İki yıl boyunca haksız yere ve hukuksuz bir şekilde cezaevinde kalan Alparslan Kuytul Hocaefendi ailesi ile yapmış olduğu 10 dakikalık telefon görüşmelerinde talebelerine ve sevenlerine telefonda birçok mesajlar vermiştir. Bir telefon görüşmesinde de kardeşliğe değinen hocaefendi; ilgili görüşmesinde; “Bir ülkede kardeşlik ve huzur yoksa o ülkede adalet yok demektir.” diyerek kardeşliğin önemine değindi
Alparslan Kuytul Hocaefendi 64. ses kaydında İslam dinin, adalete önem verdiğini ve dinin adalet olduğunu dile getirerek adaletsiz dindarların kuru bir iddia dile getirdiklerini söyledi.
Ses kaydının ilgili kısmı;
ADALET; KARDEŞLİK ve HUZURUN TEMELİDİR!
Adalet mülkün temelidir buyrulmuştur. Adalet; kardeşlik ve huzurunda temelidir. Adaletin olmadığı toplumlarda kardeşlik ve huzur olmaz. Ya da şöyle söyleyebiliriz: Bir ülkede kardeşlik ve huzur yoksa o ülkede adalet yok demektir. Mesela; Ülkede kardeşlik ve huzur var mı? Ben göremiyorum. Demek ki; adalette yok. Adalet olsaydı kardeşlik olurdu. Huzur olurdu. Eğer bir hâkim adaletle hükmediyorsa o hakimdir. Talimatla hükmediyorsa o da zalimdir. Tarih boyunca da böyle olmuş, şu anda da öyle gibi görünüyor. İdareciler, bazı insanların hakkını vermeyi kendi hakkı zannediyor, hakkını istersem veririm, istersem vermem gibi. Halbuki Adalet, herkesin hakkını vermektir. Düşünceyi ifade etme hürriyeti ise herkesin hakkıdır. İnsanların hakkını vermek zorundayız. O halde ifade hürriyeti adaletin gereğidir.

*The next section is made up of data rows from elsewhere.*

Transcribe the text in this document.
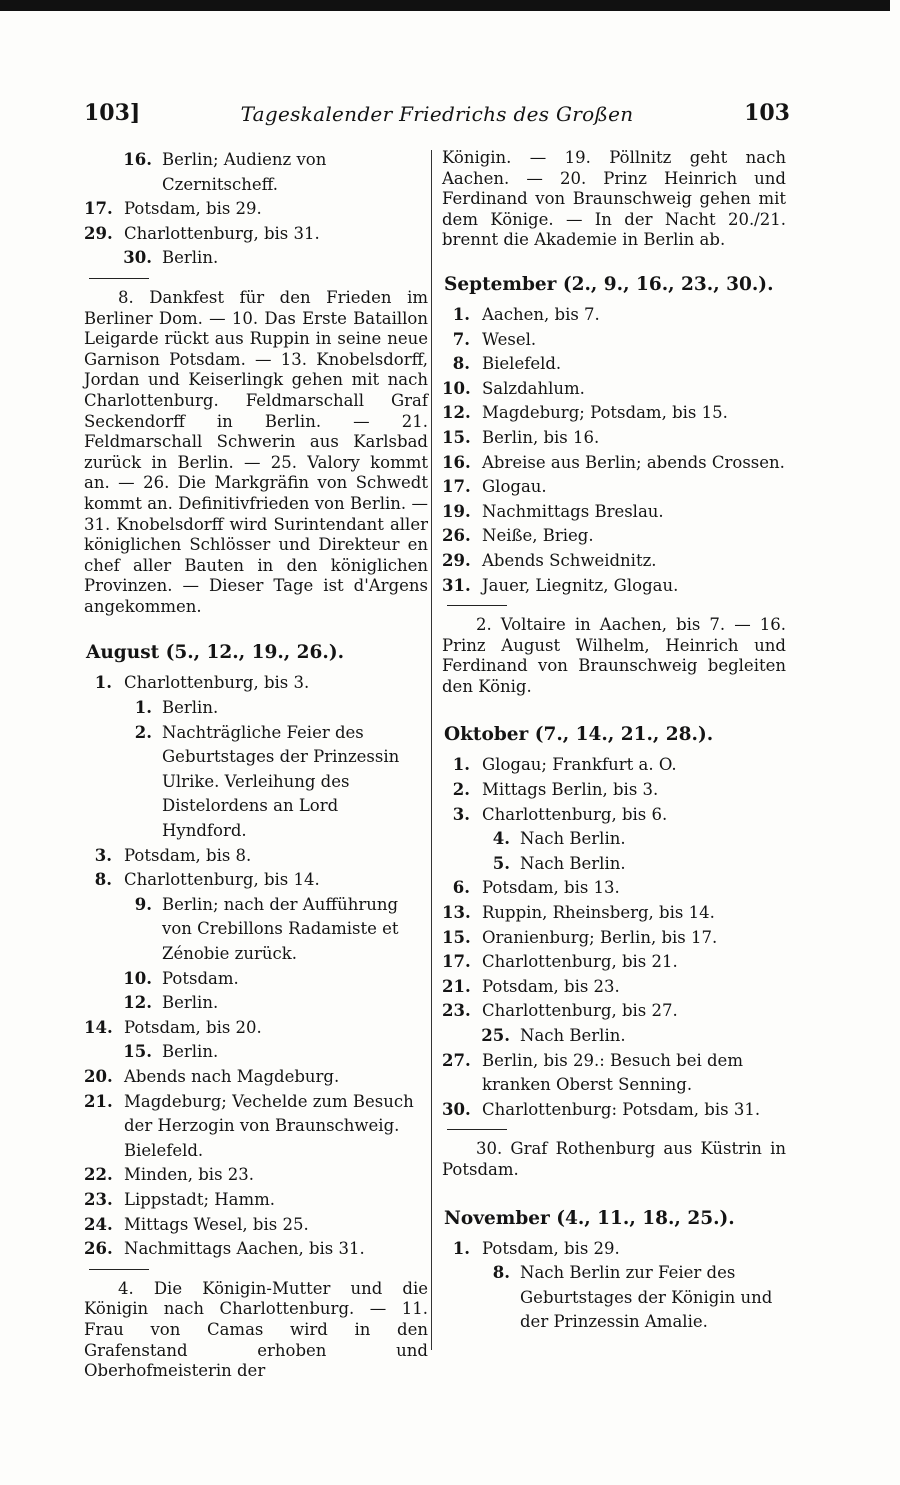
103]	Tageskalender Friedrichs des Großen	103
16. Berlin; Audienz von Czernitscheff.
17. Potsdam, bis 29.
29. Charlottenburg, bis 31.
30. Berlin.

8. Dankfest für den Frieden im Berliner Dom. — 10. Das Erste Bataillon Leigarde rückt aus Ruppin in seine neue Garnison Potsdam. — 13. Knobelsdorff, Jordan und Keiserlingk gehen mit nach Charlottenburg. Feldmarschall Graf Seckendorff in Berlin. — 21. Feldmarschall Schwerin aus Karlsbad zurück in Berlin. — 25. Valory kommt an. — 26. Die Markgräfin von Schwedt kommt an. Definitivfrieden von Berlin. — 31. Knobelsdorff wird Surintendant aller königlichen Schlösser und Direkteur en chef aller Bauten in den königlichen Provinzen. — Dieser Tage ist d'Argens angekommen.

August (5., 12., 19., 26.).
1. Charlottenburg, bis 3.
1. Berlin.
2. Nachträgliche Feier des Geburtstages der Prinzessin Ulrike. Verleihung des Distelordens an Lord Hyndford.
3. Potsdam, bis 8.
8. Charlottenburg, bis 14.
9. Berlin; nach der Aufführung von Crebillons Radamiste et Zénobie zurück.
10. Potsdam.
12. Berlin.
14. Potsdam, bis 20.
15. Berlin.
20. Abends nach Magdeburg.
21. Magdeburg; Vechelde zum Besuch der Herzogin von Braunschweig. Bielefeld.
22. Minden, bis 23.
23. Lippstadt; Hamm.
24. Mittags Wesel, bis 25.
26. Nachmittags Aachen, bis 31.

4. Die Königin-Mutter und die Königin nach Charlottenburg. — 11. Frau von Camas wird in den Grafenstand erhoben und Oberhofmeisterin der

Königin. — 19. Pöllnitz geht nach Aachen. — 20. Prinz Heinrich und Ferdinand von Braunschweig gehen mit dem Könige. — In der Nacht 20./21. brennt die Akademie in Berlin ab.

September (2., 9., 16., 23., 30.).
1. Aachen, bis 7.
7. Wesel.
8. Bielefeld.
10. Salzdahlum.
12. Magdeburg; Potsdam, bis 15.
15. Berlin, bis 16.
16. Abreise aus Berlin; abends Crossen.
17. Glogau.
19. Nachmittags Breslau.
26. Neiße, Brieg.
29. Abends Schweidnitz.
31. Jauer, Liegnitz, Glogau.

2. Voltaire in Aachen, bis 7. — 16. Prinz August Wilhelm, Heinrich und Ferdinand von Braunschweig begleiten den König.

Oktober (7., 14., 21., 28.).
1. Glogau; Frankfurt a. O.
2. Mittags Berlin, bis 3.
3. Charlottenburg, bis 6.
4. Nach Berlin.
5. Nach Berlin.
6. Potsdam, bis 13.
13. Ruppin, Rheinsberg, bis 14.
15. Oranienburg; Berlin, bis 17.
17. Charlottenburg, bis 21.
21. Potsdam, bis 23.
23. Charlottenburg, bis 27.
25. Nach Berlin.
27. Berlin, bis 29.: Besuch bei dem kranken Oberst Senning.
30. Charlottenburg: Potsdam, bis 31.

30. Graf Rothenburg aus Küstrin in Potsdam.

November (4., 11., 18., 25.).
1. Potsdam, bis 29.
8. Nach Berlin zur Feier des Geburtstages der Königin und der Prinzessin Amalie.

Aslında adalet ahlâktır, adaleti olmayanın ahlâkı yoktur. Adalet medeniyettir, adaleti olmayan medeni değildir. Adalet ahlâkın kalbidir, adalet olmadan ahlâk ölüdür. Din adalettir, adaletsiz dindarlık sadece kuru bir iddiadır. Adaletsiz dindarlık kalbi sökülmüş beden gibidir. Kendini dindar zannedenler, eğer adaleti gerçekleştirmiyorlarsa; dindarlıktan fersah fersah uzaktadırlar. Kalbi sökülmüş beden nasıl ki ayakta duramaz, ceset ise, adaletsiz dindarlık ta ölü bir dindarlıktan ibarettir.